Les liseuses, toutes marques confondues, ne sont pas faciles à réparer. Les liseuses étanches sont probablement les pires de toutes, bien souvent enduites d’un genre de colle, à même les composants, afin d’éviter la pénétration de l’eau. Certains modèles (les liseuses Kobo jusqu’en 2018 par exemples) sont dotées de petits lecteurs de cartes SD qui servent de stockage interne: un remplacement de la puce de stockage (et par là du système d’exploitation de la liseuse) s’avère alors très facile, une fois celle-ci ouverte. Certaines utilisent des batteries de téléphones portables, faciles à trouver et à changer. Pour le reste, l’électronique est en générale assez basique et solide (processeur basse consommation, mémoire vive, circuit intégré).

Mais comme dit plus haut, le risque de casse vient le plus souvent des écrans, et là ça se complique: ceux-ci sont difficiles à trouver, et cher. L’utilisateur est donc contraint de se tourner dans la plupart des cas vers le vendeur, qui pourra en général réparer la liseuse. A titre d’exemple, sur une liseuse Inkpad 3, que l’on peut trouver neuve à environ 200 euros, la réparation se chiffre à 140 euros. Et quel est le taux de recyclage des matériaux de l’ancien écran? Difficile de le savoir…

Le choix d’une liseuse dotée d’un écran de type Mobius (ou supérieur, mais souple) semble donc un gage de durabilité du produit sur le long terme. Une liseuse réputée comme étant facile à ouvrir pour en changer la batterie sera aussi bien plus durable qu’une liseuse dont tous les composants sont collés pour garantie une étanchéité inutile pour la plupart des utilisateurs.

Sociabilité numérique vs écosystème humain du livre papier.

Un facteur à prendre en compte pour qui s’intéresse au coût écologique de la lecture numérique est aussi l’écologie humaine autour du livre. Un livre papier peut se prêter à un ami, encourage la fréquentation d’une bibliothèque ou d’une librairie. Avec le livre numérique, on peut avoir accès à des ouvrages introuvables sous une autre forme (livres réédités en numérique mais non réédités en format papier par exemple, livres dans d’autre langues dont l’importation physique serait coûteuse…) mais on se retrouve à récupérer ses ouvrages soit directement depuis l’application dédiée de sa liseuse, soit sur Internet: ce n’est clairement pas le même rapport au monde nous environnant.

La lecture elle-même devient affaire de fichiers, de sauvegarde, d’appareils, plutôt que de papier, avec son grain, sa texture spécifique mais aussi avec les lieux d’approvisionnement de cet objet spécial qu’est le livre.

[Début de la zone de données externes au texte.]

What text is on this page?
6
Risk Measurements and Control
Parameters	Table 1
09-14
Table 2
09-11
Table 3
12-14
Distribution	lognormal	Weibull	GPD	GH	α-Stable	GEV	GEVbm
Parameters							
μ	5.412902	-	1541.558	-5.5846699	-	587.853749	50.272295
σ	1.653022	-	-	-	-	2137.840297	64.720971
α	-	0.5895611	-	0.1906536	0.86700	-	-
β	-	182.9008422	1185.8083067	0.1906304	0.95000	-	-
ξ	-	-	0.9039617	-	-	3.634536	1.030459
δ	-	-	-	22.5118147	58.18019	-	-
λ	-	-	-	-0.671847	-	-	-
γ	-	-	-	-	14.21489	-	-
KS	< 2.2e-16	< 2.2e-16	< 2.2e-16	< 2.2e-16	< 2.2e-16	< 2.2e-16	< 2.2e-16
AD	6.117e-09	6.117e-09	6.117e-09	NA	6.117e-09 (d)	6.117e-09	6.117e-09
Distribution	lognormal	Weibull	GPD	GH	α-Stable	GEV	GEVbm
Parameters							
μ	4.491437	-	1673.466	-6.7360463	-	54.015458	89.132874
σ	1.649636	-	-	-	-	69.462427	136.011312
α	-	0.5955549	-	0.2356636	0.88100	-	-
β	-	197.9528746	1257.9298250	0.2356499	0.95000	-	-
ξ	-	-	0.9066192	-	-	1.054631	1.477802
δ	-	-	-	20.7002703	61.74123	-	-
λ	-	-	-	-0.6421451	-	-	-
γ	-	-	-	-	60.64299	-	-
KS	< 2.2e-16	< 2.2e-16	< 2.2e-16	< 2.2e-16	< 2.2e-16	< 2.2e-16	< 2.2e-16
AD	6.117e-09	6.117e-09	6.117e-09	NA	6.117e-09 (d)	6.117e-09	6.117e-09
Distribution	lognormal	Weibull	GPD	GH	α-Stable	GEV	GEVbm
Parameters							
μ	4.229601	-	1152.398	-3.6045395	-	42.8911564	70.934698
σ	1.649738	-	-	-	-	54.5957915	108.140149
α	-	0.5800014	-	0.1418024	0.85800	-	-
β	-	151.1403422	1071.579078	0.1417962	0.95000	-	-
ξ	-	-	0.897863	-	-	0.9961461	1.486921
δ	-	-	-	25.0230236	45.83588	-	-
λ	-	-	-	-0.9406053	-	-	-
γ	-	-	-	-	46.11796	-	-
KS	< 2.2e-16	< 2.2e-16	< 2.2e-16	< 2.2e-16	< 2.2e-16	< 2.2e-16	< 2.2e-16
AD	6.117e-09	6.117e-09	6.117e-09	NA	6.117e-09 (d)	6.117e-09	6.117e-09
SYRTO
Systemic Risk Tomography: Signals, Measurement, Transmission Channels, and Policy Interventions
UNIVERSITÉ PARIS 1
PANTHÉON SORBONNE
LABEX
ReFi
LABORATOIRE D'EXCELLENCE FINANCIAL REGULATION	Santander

La liseuse néanmoins, de part son approche minimaliste et centrée sur la lecture n’est pas un ordinateur ni un smartphone: elle n’invite pas au zapping propre à la navigation sur le web mais à la concentration. On retrouve en cela un aspect plus proche du livre papier que de la tablette…

Les circuits de vente et les métiers liés évoluent eux aussi: les algorithmes remplacent les libraires, les ingénieurs les manutentionnaires. La consommation (en éléctricité comme en matières premières) des plateformes numériques est difficile à calculer, d’autant plus que les livres physiques existent eux aussi sous forme numérique chez leur éditeur. De plus, si certains petits éditeurs ont embrassé rapidement les formats de livres numériques et offrent directement sur leurs sites, parfois de manière gratuite, des copies ePub ou PDF de leurs ouvrages, le marché profite principalement à quelques gros acteurs, donc le géant Amazon.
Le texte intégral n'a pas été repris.